Rémunération au mérite : le dernier rapport MCKinsey

Depuis plus de 10 ans, les questions et le budget alloués à l’Éducation Nationale sont conduits par des politiques qui ne cessent de suivre les préconisations des cabinets de conseils et d'expertises, et dont la vision managériale et libérale ne cesse de démanteler les fondements même du service public d'éducation.

Dans le récent rapport du cabinet de conseil Mc Kinsey, publié le 11 janvier 2023, on ne cache même plus le rapprochement - si ce n'est le basculement - voulu entre le monde de l'entreprise et celui de l'école.

En effet, ce rapport très onéreux (puisqu'il a couté la bagatelle de 500 000 d'argent public) défini pour le ministère de l’Éducation Nationale un axe de prédilection : la rémunération différenciée des professeurs. Ce dispositif aurait le mérite de rendre les enseignant-es plus efficient-es en visibilisant ceux et celles " moins performant-es". Car, selon ce cabinet,  si investir dans l’École offre de " multiples externalités positives", il faut la transformer pour aller vers les modèles d'éducation internationaux, qui permettraient aux personnels de l’Éducation de percevoir l'impact de leur travail sur les résultats de l'entreprise.

Augmenter massivement les salaires des personnels n'y répondrait pas, il faut bien évidemment leur rappeler, en toute bienveillance, qu'en l'état actuel des choses iels ne sont que des "feignasses toujours en grève ou en vacances" ne méritant pas d'être rétribué-es de façon juste pour leur niveau de diplôme et le temps passé pour leur mission.

Dans cette division du travail, où chacun-e sera en concurrence directe avec son/sa collègue deux scénarii sont à l'étude : récompenser par une prime collégiale un établissement (+4% du salaire brut et chèque cadeau), ou récompenser personnellement un agent-e (à hauteur de 10% de l'effectif d'un établissement). A l'heure où les salaires ne sont toujours pas revalorisés et où de plus en plus de collègues ont des difficultés à boucler les fins de mois, cette mesure vise à soumettre les équipes aux respects des injonctions pédagogiques et à travailler toujours plus pour espérer atteindre le haut du podium.

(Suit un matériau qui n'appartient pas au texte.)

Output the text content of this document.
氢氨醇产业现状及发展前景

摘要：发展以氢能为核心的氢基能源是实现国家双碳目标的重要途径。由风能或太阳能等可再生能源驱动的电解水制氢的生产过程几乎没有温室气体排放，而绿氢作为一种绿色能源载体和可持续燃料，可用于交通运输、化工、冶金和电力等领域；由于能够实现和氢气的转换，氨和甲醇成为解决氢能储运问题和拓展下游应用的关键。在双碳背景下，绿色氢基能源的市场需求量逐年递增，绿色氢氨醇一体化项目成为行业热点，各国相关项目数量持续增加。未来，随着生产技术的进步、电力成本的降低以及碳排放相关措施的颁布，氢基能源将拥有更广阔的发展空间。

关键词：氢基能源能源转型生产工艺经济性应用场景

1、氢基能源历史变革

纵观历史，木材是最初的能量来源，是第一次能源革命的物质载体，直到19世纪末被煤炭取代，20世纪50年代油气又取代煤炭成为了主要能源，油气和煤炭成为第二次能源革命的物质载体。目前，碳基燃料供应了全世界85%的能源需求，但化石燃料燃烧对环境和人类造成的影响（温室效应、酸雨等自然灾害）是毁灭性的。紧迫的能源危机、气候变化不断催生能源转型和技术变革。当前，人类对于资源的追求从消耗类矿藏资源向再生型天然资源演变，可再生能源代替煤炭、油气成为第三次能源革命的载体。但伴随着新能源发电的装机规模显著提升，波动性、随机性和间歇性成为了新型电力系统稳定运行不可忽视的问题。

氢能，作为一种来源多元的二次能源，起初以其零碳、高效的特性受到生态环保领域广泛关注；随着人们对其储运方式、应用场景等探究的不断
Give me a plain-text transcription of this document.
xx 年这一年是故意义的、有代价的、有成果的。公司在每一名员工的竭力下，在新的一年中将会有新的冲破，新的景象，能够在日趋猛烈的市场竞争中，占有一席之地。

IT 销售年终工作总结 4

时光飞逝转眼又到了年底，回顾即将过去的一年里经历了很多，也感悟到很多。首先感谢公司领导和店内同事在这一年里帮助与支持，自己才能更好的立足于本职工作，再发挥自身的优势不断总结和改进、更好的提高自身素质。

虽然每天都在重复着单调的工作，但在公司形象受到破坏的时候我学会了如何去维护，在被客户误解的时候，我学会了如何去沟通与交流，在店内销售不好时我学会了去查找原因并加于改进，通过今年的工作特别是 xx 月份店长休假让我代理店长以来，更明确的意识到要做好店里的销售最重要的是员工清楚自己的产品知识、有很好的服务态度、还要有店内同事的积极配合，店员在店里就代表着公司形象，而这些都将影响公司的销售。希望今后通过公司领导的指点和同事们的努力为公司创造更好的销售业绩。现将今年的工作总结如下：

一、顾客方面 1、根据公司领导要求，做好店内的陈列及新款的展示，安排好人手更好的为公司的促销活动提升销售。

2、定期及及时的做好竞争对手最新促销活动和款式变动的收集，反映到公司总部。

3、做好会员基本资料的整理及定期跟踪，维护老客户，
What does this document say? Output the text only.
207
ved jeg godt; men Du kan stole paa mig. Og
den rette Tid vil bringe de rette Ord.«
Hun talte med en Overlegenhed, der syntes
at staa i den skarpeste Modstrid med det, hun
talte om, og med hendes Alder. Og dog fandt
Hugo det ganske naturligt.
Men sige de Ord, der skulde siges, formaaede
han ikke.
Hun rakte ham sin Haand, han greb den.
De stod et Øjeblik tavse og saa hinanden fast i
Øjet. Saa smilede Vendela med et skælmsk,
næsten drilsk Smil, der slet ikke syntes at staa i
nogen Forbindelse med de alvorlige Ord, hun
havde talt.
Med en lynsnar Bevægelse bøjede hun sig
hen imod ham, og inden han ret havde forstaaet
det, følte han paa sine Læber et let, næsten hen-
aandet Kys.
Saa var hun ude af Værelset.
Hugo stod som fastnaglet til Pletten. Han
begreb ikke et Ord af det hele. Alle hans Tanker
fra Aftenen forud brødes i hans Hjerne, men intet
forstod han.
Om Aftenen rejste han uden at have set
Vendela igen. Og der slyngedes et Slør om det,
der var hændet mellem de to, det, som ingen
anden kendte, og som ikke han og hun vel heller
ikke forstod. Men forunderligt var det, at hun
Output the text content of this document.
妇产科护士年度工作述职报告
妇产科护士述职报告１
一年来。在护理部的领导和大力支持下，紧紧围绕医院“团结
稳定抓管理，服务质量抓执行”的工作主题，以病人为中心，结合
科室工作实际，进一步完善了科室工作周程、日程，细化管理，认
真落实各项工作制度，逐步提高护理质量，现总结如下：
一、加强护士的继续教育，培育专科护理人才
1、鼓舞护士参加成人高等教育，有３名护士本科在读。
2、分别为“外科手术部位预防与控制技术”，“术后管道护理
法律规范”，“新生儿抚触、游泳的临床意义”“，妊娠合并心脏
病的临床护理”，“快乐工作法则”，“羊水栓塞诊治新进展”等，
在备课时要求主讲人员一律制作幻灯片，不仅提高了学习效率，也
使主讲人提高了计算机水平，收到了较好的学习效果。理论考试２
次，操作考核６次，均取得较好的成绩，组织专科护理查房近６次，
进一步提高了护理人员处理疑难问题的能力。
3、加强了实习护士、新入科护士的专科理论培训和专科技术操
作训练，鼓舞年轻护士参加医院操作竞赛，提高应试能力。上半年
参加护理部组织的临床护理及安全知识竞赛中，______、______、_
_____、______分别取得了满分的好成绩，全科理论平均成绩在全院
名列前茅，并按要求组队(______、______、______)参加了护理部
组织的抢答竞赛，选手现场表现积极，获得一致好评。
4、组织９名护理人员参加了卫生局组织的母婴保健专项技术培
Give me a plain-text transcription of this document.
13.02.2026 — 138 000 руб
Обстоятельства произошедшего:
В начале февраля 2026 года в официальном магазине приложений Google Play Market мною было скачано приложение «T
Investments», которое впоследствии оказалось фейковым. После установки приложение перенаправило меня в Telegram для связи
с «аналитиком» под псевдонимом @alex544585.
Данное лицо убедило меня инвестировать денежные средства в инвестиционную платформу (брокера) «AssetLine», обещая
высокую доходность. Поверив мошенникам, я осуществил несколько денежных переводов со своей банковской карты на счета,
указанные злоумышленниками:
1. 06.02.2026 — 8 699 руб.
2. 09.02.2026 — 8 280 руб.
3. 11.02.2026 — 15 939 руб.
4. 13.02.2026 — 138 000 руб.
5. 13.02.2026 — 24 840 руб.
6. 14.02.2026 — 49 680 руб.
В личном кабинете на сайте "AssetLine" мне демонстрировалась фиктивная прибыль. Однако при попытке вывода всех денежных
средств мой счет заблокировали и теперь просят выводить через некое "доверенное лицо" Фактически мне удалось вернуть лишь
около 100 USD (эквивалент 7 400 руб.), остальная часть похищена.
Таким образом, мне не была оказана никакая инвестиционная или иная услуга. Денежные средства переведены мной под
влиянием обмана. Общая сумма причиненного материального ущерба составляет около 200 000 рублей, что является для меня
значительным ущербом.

A bon élève la carotte, à élève dissident le bonnet d'âne.

Quant au pouvoir de décision des enseignant-es il tombe sous le coup d'un "modèle de gestion" qui privilégie "un leadership clair"...Ce qui sous-entend que les décisions des équipes pédagogiques, concernant les apprentissages et le fonctionnement des établissements, seront éradiquées au profit de méthodes imposées par un-e chef-fe dont l'autorité s'appuiera davantage sur des objectifs à atteindre que sur ses expériences de terrain.

Bref un rapport qui n'invente rien au vu de son coût, puisque l'Education est contaminée depuis longtemps par la méritocratie néo-libérale, mais qui marque définitivement le virage politique de notre ministère actuel contre un modèle d'Ecole public émancipateur et contre les conditions de ses agent-es.